I bought a RIGID brand band saw and then bought a roller guide kit from Carter to fit it. Also buy a high quality blade as most blades that ship with any machine are budget level.
It's funny that once you get into making your own lures you suddenly become an expert in so many other things like hydrodynamics and it's effect on different swimbaits shapes, how to make paint stick to every surface imaginable, pull strengths of different woods and on and on! lol
Then there's the whole issue of trying to be original yet still borrow from others and how to market yourself in a vast sea of competition etc.
Welcome to your new obsession!
Posted 11 February 2009 - 07:59 PM
If you still find yourself pinching the blade or if you have a hard time making turns make a relief cut.
Posted 11 February 2009 - 08:56 PM
Melia- we bow down to you, just for having a go.
Posted 12 February 2009 - 12:51 AM
Pete, thanks but I know your just being nice. The guys here have said that a bandsaws the way to go,but I don't know. It scares me a little, I'd like to be known as Milia...not 3 Fingers Brown ! You say " Down there you gotta think outside the box" .....Well I'm telling you "make sure the box is fire proof and get inside of it !" Milia
Posted 12 February 2009 - 01:23 AM
@ Milia B
So many advice about scroll saws and bandsaws has been given here , but did you even fix your piece of wood , when you were cutting it with the scroll saw or you tried it "free-handed" ?
I use such a saw as well , cutting my lurebodies from abachewood boards(softer wood) 1" x 3 1/2" , I always fix these boards on my workbench with 2-3 carpenters clamps , leaving the end to be cut a bit potruding over the bench's edge .
I agree , that these saws can give you bit of a headache and are not as accurate as a bandsaw , but I got used to it .
Sanding down the inaccurate cuts down to the marked abachewood blank outlines is a breeze on a 5" dia and 40 grit sanding disc .
Working with a bandsaw is not as dangerous as you may think , if you take care a bit .
A good saw must have an adjustable blade protection , so only the part of the blade is freely accessible , that is needed to fit the height of your workpiece .
There are also devices to hold your workpiece whilst cutting , so your fingers can't really get close to the blade .
At least you may use a piece of scrabwood pushing the workpiece against the blade , if your fingers should still get too close .
Always highly concentrate on what you are doing , wear eye protection , and you'll stay healthy .
greetz:yay: , diemai
Posted 12 February 2009 - 01:26 AM
Nothing wrong with having a very healthy respect for the machine.
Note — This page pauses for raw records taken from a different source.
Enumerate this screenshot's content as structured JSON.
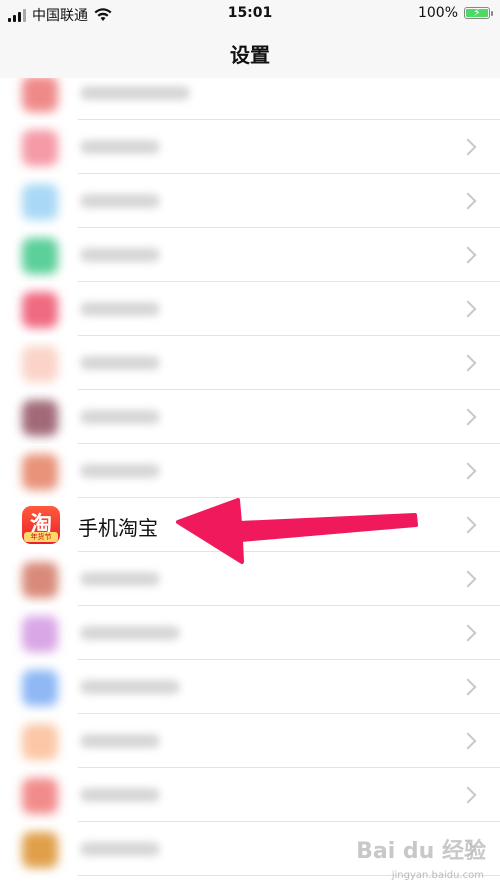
{
  "status_bar": {
    "carrier": "中国联通",
    "time": "15:01",
    "battery_percent": "100%"
  },
  "nav": {
    "title": "设置"
  },
  "focus_item": {
    "label": "手机淘宝",
    "icon_glyph": "淘",
    "icon_tag": "年货节"
  },
  "watermark": {
    "text": "Bai du 经验",
    "sub": "jingyan.baidu.com"
  },
  "colors": {
    "arrow": "#f0195c",
    "taobao_red": "#e8202a"
  }
}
It is only when you lose this respect, that the machine becomes dangerous.
I was worried that when the blade snapped, that it would be dangerous, but was pleasantly surprised that the blade remained constrained by the machine.
I feel comfortable with the bandsaw and ponder how I ever managed without one. Of course, you cannot do the tight turns as with a scroll saw, but this has not presented any problems so far. I use a belt sander to tidy up after the saw operation or a dremel for the tight internal radii.
Like someone suggested earlier in this thread, it would be a good idea to try one first, to see if it does what you want. Must be someone close to your location with a bandsaw. I think there is a place in the workshop for both machines.